Morgan Mason (firstname.lastname@example.org)
Over our four years at Ursinus, we as a student body are consistently called to action. The daunting question of “What will I do?” stands before us. It seems rudimentary as we are sitting in a classroom of strangers freshman year, just beginning to find our voices, but as each year passes, the question “What will I do?” becomes more relevant to the bigger picture. As our mindsets shift to narrow in on our plans for young adulthood, an internal siren sounds for many. They scramble to piece together what the next move may be, so they have a perfectly crafted answer for the moment when their professor, friend, or family member asks, “What will you do?”

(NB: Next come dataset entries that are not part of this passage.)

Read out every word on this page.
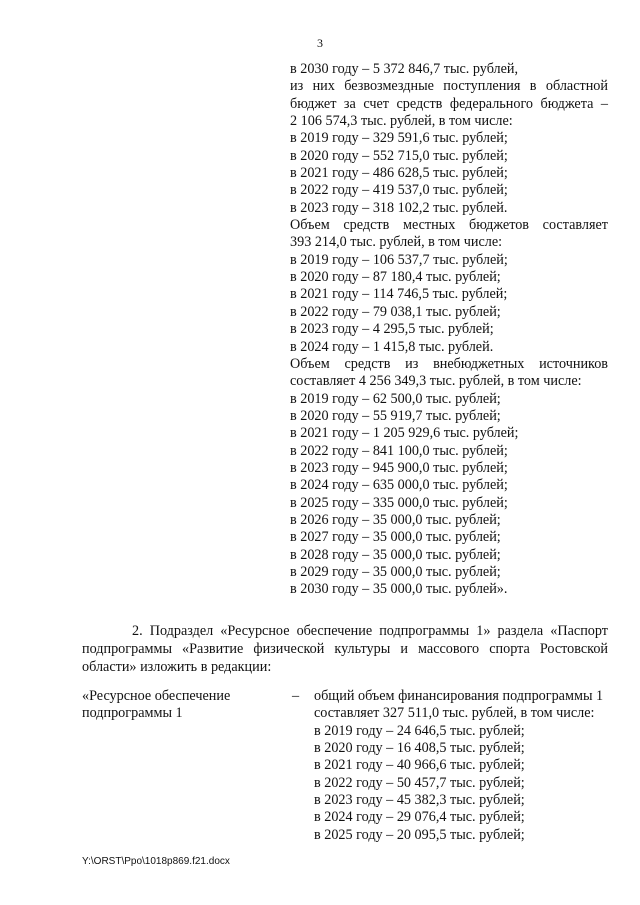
3
в 2030 году – 5 372 846,7 тыс. рублей,
из них безвозмездные поступления в областной
бюджет за счет средств федерального бюджета –
2 106 574,3 тыс. рублей, в том числе:
в 2019 году – 329 591,6 тыс. рублей;
в 2020 году – 552 715,0 тыс. рублей;
в 2021 году – 486 628,5 тыс. рублей;
в 2022 году – 419 537,0 тыс. рублей;
в 2023 году – 318 102,2 тыс. рублей.
Объем средств местных бюджетов составляет
393 214,0 тыс. рублей, в том числе:
в 2019 году – 106 537,7 тыс. рублей;
в 2020 году – 87 180,4 тыс. рублей;
в 2021 году – 114 746,5 тыс. рублей;
в 2022 году – 79 038,1 тыс. рублей;
в 2023 году – 4 295,5 тыс. рублей;
в 2024 году – 1 415,8 тыс. рублей.
Объем средств из внебюджетных источников
составляет 4 256 349,3 тыс. рублей, в том числе:
в 2019 году – 62 500,0 тыс. рублей;
в 2020 году – 55 919,7 тыс. рублей;
в 2021 году – 1 205 929,6 тыс. рублей;
в 2022 году – 841 100,0 тыс. рублей;
в 2023 году – 945 900,0 тыс. рублей;
в 2024 году – 635 000,0 тыс. рублей;
в 2025 году – 335 000,0 тыс. рублей;
в 2026 году – 35 000,0 тыс. рублей;
в 2027 году – 35 000,0 тыс. рублей;
в 2028 году – 35 000,0 тыс. рублей;
в 2029 году – 35 000,0 тыс. рублей;
в 2030 году – 35 000,0 тыс. рублей».
2. Подраздел «Ресурсное обеспечение подпрограммы 1» раздела «Паспорт
подпрограммы «Развитие физической культуры и массового спорта Ростовской
области» изложить в редакции:
«Ресурсное обеспечение
подпрограммы 1
– общий объем финансирования подпрограммы 1
составляет 327 511,0 тыс. рублей, в том числе:
в 2019 году – 24 646,5 тыс. рублей;
в 2020 году – 16 408,5 тыс. рублей;
в 2021 году – 40 966,6 тыс. рублей;
в 2022 году – 50 457,7 тыс. рублей;
в 2023 году – 45 382,3 тыс. рублей;
в 2024 году – 29 076,4 тыс. рублей;
в 2025 году – 20 095,5 тыс. рублей;
Y:\ORST\Ppo\1018p869.f21.docx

Biochemistry and Molecular Biology Major Zenya Yanoff ’22 is making strides towards answering this core question for herself before her feet hit the graduation stage in May. She looks at the world with a much broader scope than most, saying, “it’s hard to know exactly what you will do, but I’ve really learned to be adaptive to the circumstances that present themselves to me.” Instead of finding the question “What will I do?” limiting, it has given her new ways to challenge the plans she has for herself. She is a prime example that the sky has always been the limit at Ursinus.
Yanoff is as involved as it gets on campus, from being a part of the Women’s Track and Field team, to being an active member of Student Government, LatinX, Brownback-Anders Pre-Health Society, ALMA, Anime Club, Phi Alpha Psi Sorority, and an RA! You can always see her making connections around campus.
Traveling abroad was always a dream of hers, but due to the pandemic, these plans did not materialize. “We make so many plans but then, you know, there’s not really any guarantee that what you plan for is going to happen,” Yanoff says now. Instead of wallowing in her sorrows, she discovered that she wasn’t the only student facing this issue at the time. She even co-founded a community service club on campus with peers Abby Coachi ‘22, and Kathryn Bjorklund ‘21 called V.IRTU.E, which strives to create virtual community service hour opportunities for students in light of the pandemic. Together, these women were able to identify an issue within the greater community and create a solution.
Yanoff expressed just how much leadership and community mean to her at Ursinus. “Being so engaged with my community here at UC helped me to solidify my passion for mentoring others,” she stated. This is tightly linked to her dreams for post-grad. Her goal is to become a physician, as she expressed that “patient-centered care is so important. It’s really about making sure patients understand the why behind their treatments; I want to help teach and guide my future patients.” After graduation, she plans on taking a gap year and then applying to medical school. She applied for the Fulbright scholarship to study in Spain for the year as an English teaching assistant. Yanoff is interested in research opportunities and working with nonprofits as she is open to many avenues for herself for her gap year. Best of luck, Zenya!